Another roll of 2D’s hips, and Murdoc’s thrown his head back. He yanks one of his hands out of his hold and hides his face again. “Fuck!” The bassist’s voice cracks. It’s anger mixed with pure bliss. “Feels...good.” His mouth quivers. “Fuck!”
“Stop?” 2D doesn’t know how he’s managing words right now.
Murdoc lets out a frustrated noise.
“Muds?”
“Fuck...you.” Murdoc’s legs tighten around him, pulling him as deep as he can go. “...Don’t know anything.”
2D thrusts up into him again, and it’s enough to bring Murdoc to his peak, air stuttering in his chest, his hands clenched into fists. He can feel the sting in the skin of the hand Murdoc’s still holding. Everything about him is taught and defiant.
It doesn’t take long for 2D to follow, his whole body fire-lit. He collapses on top of him.
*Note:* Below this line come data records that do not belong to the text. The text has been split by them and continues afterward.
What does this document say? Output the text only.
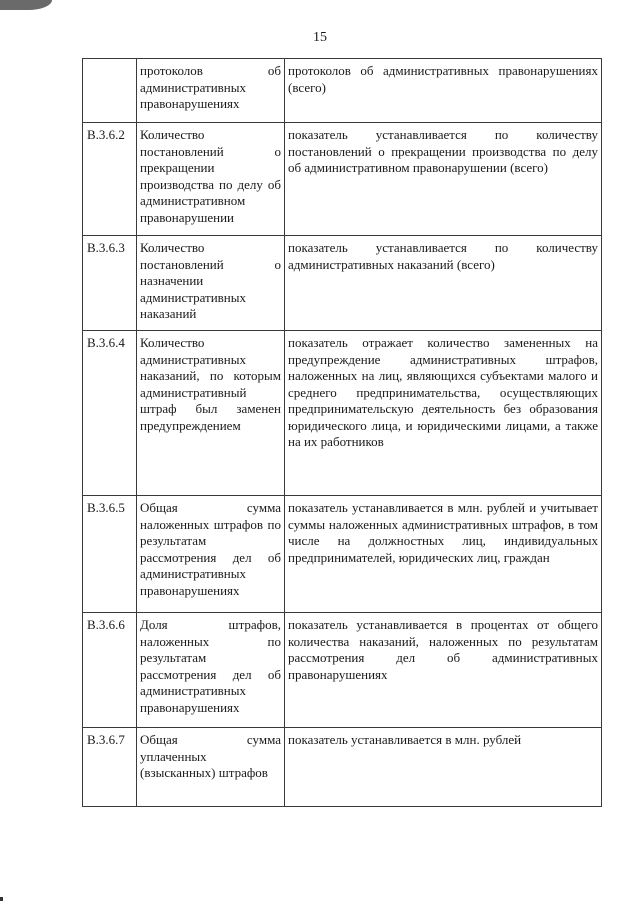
15
	протоколов об административных правонарушениях	протоколов об административных правонарушениях (всего)
В.3.6.2	Количество постановлений о прекращении производства по делу об административном правонарушении	показатель устанавливается по количеству постановлений о прекращении производства по делу об административном правонарушении (всего)
В.3.6.3	Количество постановлений о назначении административных наказаний	показатель устанавливается по количеству административных наказаний (всего)
В.3.6.4	Количество административных наказаний, по которым административный штраф был заменен предупреждением	показатель отражает количество замененных на предупреждение административных штрафов, наложенных на лиц, являющихся субъектами малого и среднего предпринимательства, осуществляющих предпринимательскую деятельность без образования юридического лица, и юридическими лицами, а также на их работников
В.3.6.5	Общая сумма наложенных штрафов по результатам рассмотрения дел об административных правонарушениях	показатель устанавливается в млн. рублей и учитывает суммы наложенных административных штрафов, в том числе на должностных лиц, индивидуальных предпринимателей, юридических лиц, граждан
В.3.6.6	Доля штрафов, наложенных по результатам рассмотрения дел об административных правонарушениях	показатель устанавливается в процентах от общего количества наказаний, наложенных по результатам рассмотрения дел об административных правонарушениях
В.3.6.7	Общая сумма уплаченных (взысканных) штрафов	показатель устанавливается в млн. рублей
They lay there, nearly naked and sticky, chests heaving against each other. The light can’t reach Murdoc in this position, and only then does 2D slide his arms underneath his shoulders in a strained hug.
Murdoc makes a choked sound and jerks, but it’s half-hearted. In the end, he allows him to hold him like he did that day he had yet to speak of out loud.
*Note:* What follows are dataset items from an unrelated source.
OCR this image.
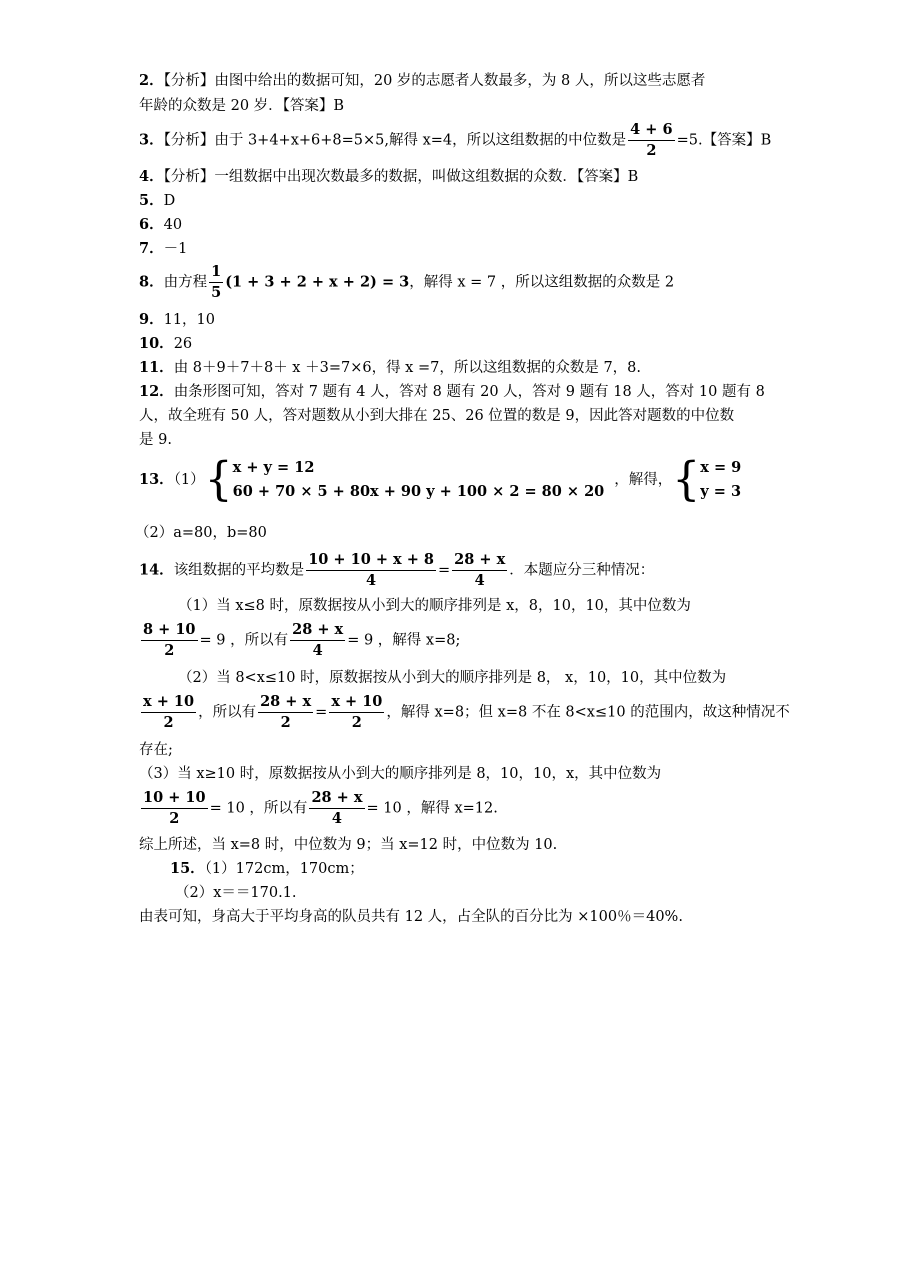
2．【分析】由图中给出的数据可知，20 岁的志愿者人数最多，为 8 人，所以这些志愿者
年龄的众数是 20 岁．【答案】B
3．【分析】由于 3+4+x+6+8=5×5,解得 x=4，所以这组数据的中位数是 $\frac{4 + 6}{2} =5$.【答案】B
4．【分析】一组数据中出现次数最多的数据，叫做这组数据的众数．【答案】B
5．D
6．40
7．－1
8．由方程 $\frac{1}{5} (1 + 3 + 2 + x + 2) = 3$，解得 x = 7 ，所以这组数据的众数是 2
9．11，10
10．26
11．由 8＋9＋7＋8＋ x ＋3=7×6，得 x =7，所以这组数据的众数是 7，8.
12．由条形图可知，答对 7 题有 4 人，答对 8 题有 20 人，答对 9 题有 18 人，答对 10 题有 8
人，故全班有 50 人，答对题数从小到大排在 25、26 位置的数是 9，因此答对题数的中位数
是 9.
13．（1）{ x + y = 12
60 + 70 × 5 + 80x + 90 y + 100 × 2 = 80 × 20
，解得，{ x = 9
y = 3
（2）a=80，b=80
14．该组数据的平均数是 $\frac{10 + 10 + x + 8}{4} = \frac{28 + x}{4}$ ．本题应分三种情况：
（1）当 x≤8 时，原数据按从小到大的顺序排列是 x，8，10，10，其中位数为
$\frac{8 + 10}{2} = 9$ ，所以有 $\frac{28 + x}{4} = 9$ ，解得 x=8;
（2）当 8<x≤10 时，原数据按从小到大的顺序排列是 8， x，10，10，其中位数为
$\frac{x + 10}{2}$ ，所以有 $\frac{28 + x}{2} = \frac{x + 10}{2}$ ，解得 x=8；但 x=8 不在 8<x≤10 的范围内，故这种情况不
存在;
（3）当 x≥10 时，原数据按从小到大的顺序排列是 8，10，10，x，其中位数为
$\frac{10 + 10}{2} = 10$ ，所以有 $\frac{28 + x}{4} = 10$ ，解得 x=12.
综上所述，当 x=8 时，中位数为 9；当 x=12 时，中位数为 10.
15．（1）172cm，170cm；
（2）x＝＝170.1.
由表可知，身高大于平均身高的队员共有 12 人，占全队的百分比为 ×100％＝40%.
“Were you scared?” 2D remembers asking him.
That question had earned him a swat on the head at the time.
“I was scared,” 2D remembers admitting to him.
“You didn’t need to be.”
2D tenses up briefly when Murdoc embraces him back. He gulps when the bassist’s grip tightens. In response, he rests his head on his chest. Somehow, though he was bent over a table, balls-deep in Murdoc, their position feels more intimate than anything he can recall. There’s something, despite the confusion, undeniable and final about it, like it’s drawing a line somewhere that he doesn’t have the energy to think about just yet. Or maybe it was just the afterglow.
“Stu…”
“Hmm?”
The arms around him squeeze tight. “...Don’t leave.”
“What do you mean?”
2D can feel the frantic beat of Murdoc’s heart in his chest, and he remembers. Murdoc’s wide eyes, his outstretched hand. 2D only had to turn away, and Murdoc would have been gone. In another universe, he is. He disappeared with the lighthouse into the opaque water into nothingness. 2D can’t imagine that universe, can’t imagine a situation where he didn’t pull Murdoc out. Maybe that made him pathetic, but nothing can take away from how right it feels to have the bassist alive, warm, and breathing against his body.
“ Don’t leave.” Murdoc exhales, and his breath is shaky. He sniffs. 2D knows better than to look at him right now.
He doesn’t doubt it anymore. Murdoc was with him, and he would always be with him so long as 2D kept pulling him out of whatever trouble tried to drown him into nothingness. He only hoped it would get easier. It had to get easier.
“I never did, Muds,” 2D says.
“Thank you.” Murdoc breathes a ragged breath. His fingers tangle in 2D’s hair like he, too, is trying to convince himself that he’s alive, and 2D is real. “Thank you.”